Posted on Behalf of Patrick Wisheu

Parties can easily fall foul of condition precedent clauses in relation to delay/extension of time claims preventing them from exercising certain rights under the contract - as seen in Obrascon Huarte Lain SA v Her Majesty's Attorney General for Gibraltar [2014].

Akenhead J in Obrascon decided that such condition precedent clauses should be interpreted reasonably broadly to prevent parties from being barred from bringing otherwise good claims for failing to comply with stringent notice provisions.  It appears that this remains good law as the Court of Appeal recently dismissed the appeal against Akenhead's decision (although the appeal was limited to other grounds of dispute). 
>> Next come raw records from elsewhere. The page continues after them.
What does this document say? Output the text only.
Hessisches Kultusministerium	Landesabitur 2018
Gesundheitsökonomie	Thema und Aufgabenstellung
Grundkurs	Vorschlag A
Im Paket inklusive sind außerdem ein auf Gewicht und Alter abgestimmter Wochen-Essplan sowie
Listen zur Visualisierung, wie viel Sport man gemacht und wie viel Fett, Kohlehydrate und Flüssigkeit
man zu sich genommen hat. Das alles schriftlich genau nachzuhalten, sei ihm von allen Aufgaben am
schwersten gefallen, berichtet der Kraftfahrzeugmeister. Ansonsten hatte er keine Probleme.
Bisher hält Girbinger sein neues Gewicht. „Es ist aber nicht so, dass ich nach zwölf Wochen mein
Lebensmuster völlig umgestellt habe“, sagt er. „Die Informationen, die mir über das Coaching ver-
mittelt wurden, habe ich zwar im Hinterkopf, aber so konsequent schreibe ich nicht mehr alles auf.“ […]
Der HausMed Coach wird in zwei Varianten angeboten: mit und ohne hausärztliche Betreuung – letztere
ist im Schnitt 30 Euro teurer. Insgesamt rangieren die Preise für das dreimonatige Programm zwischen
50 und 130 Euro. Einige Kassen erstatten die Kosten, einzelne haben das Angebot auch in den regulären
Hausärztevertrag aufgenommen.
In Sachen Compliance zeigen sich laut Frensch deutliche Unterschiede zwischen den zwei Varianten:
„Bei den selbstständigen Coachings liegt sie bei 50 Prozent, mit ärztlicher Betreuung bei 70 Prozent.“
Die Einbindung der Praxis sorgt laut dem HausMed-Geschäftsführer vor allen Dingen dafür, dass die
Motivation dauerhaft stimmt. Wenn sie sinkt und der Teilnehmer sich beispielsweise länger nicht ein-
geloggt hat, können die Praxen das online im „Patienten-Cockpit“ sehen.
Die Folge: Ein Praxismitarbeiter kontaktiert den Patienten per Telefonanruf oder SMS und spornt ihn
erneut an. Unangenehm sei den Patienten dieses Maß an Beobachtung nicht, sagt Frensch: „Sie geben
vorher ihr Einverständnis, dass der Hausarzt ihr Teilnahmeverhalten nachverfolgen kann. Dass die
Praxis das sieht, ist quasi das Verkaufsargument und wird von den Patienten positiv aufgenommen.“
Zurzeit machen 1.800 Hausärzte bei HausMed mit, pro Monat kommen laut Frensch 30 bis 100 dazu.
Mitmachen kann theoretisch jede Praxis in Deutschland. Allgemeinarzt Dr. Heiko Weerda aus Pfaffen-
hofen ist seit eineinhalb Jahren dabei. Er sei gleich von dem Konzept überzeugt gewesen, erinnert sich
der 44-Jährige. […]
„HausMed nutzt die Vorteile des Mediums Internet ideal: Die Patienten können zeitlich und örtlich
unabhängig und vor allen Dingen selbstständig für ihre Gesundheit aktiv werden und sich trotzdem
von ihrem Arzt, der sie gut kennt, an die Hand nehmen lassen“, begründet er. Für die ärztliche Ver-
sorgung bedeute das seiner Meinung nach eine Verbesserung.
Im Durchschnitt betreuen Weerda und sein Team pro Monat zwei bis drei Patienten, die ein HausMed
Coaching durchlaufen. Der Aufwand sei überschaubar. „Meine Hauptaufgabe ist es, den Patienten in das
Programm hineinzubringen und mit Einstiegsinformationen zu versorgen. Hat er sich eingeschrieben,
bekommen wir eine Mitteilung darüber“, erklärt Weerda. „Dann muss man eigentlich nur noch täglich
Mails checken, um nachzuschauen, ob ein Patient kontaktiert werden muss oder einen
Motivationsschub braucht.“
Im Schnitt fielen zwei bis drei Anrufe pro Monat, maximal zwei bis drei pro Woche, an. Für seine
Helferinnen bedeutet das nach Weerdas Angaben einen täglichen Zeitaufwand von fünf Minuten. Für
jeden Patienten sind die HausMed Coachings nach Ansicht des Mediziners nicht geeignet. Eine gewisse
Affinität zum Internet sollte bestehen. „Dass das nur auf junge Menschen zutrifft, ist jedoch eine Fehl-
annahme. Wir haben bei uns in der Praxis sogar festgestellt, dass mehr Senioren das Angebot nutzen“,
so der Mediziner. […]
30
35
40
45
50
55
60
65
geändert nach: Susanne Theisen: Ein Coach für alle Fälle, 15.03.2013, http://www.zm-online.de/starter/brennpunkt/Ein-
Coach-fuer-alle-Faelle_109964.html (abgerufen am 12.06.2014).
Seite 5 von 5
A clause similar to that in question in Obrascon appears in the NEC3 suite of contracts in relation to Compensation Events: the Contractor is required to notify the other party within 8 weeks of believing that a compensation event has occurred otherwise it loses its right to claim for an extension of time or for any costs.  As seen in Obrascon there are grounds for this type of provision to be interpreted reasonably broadly.  It is arguable that for limited categories of compensation events that this time limit will begin to run from when the consequences of the event have become apparent rather than from the happening of the event itself.  This may give a Contractor additional time if they failed to give notice within 8 weeks of the event.

However, this may be difficult and uncertain to argue and as adjudicators and the courts can only go so far in interpreting the contract, Contractors should remain careful when dealing with compensation events and ensure that notices are given to the Project Manager within the required time periods to avoid falling foul of such condition precedent clauses.